The Nifty 50 index fell 0.35% to 17,449.65, while the S&P BSE Sensex edged 0.31% lower to 59,428.62 as of 2:08 p.m. IST.

Both benchmarks have fallen over 2.5% so far this week, on course to register their worst week since June 17, 2022.

"The persistent selling by foreign institutional investors (FIIs) means that liquidity is going away from markets. Without liquidity and positive triggers, markets are not going to rise in a hurry," said Avinash Gorakshakar, head of research at Profitmart Securities.

FIIs have remained net sellers in Indian equities in 2023 so far, offloading 48.06 billion rupees ($580.56 million)in the first half of February and 288.52 billion rupees in January.

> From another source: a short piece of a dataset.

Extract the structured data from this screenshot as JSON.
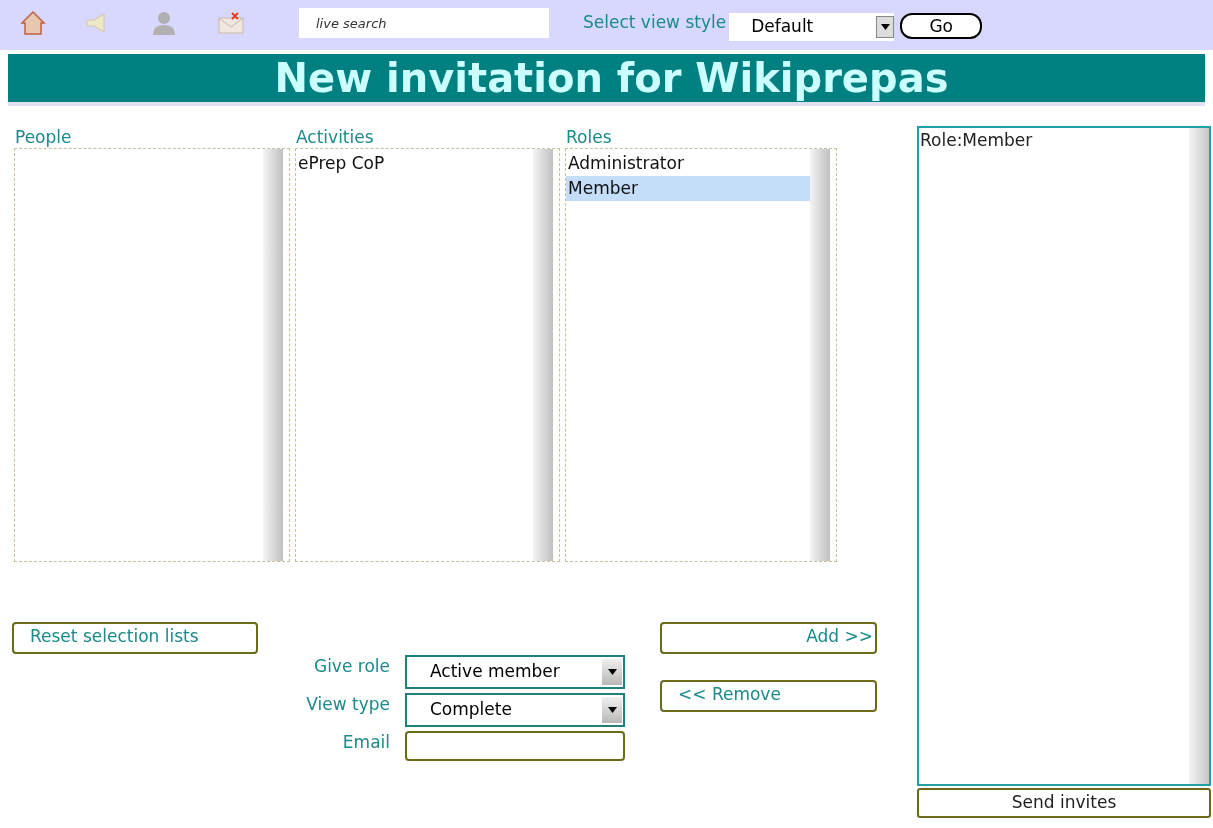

Nine of the 13 sectoral indexes declined. Metal stocks tumbled nearly 3% with 14 of the 15 constituents logging losses.

"Metals are under pressure due to a rise in the dollar index as commodities have an inverse proportionality to the dollar," said Astha Jain, senior research analyst at Hem Securities.

The dollar index, which measures the safe-haven greenback against six peers, hovered near a two-month high of 104.78.

Wall Street equities ended positively, with the S&P 500 snapping a four-session losing streak, even as weekly jobs data heightened chances of the Federal Reserve continuing with its tight monetary policy stance.

Among individual stocks, Adani Enterprises fell nearly 6% and was the top Nifty 50 loser. "Investors are unwilling to touch Adani group stocks as there is no surety that the companies will bounce back," Gorakshakar said.

Hindalco, JSW Steel, Tata Steel were among the other top losers.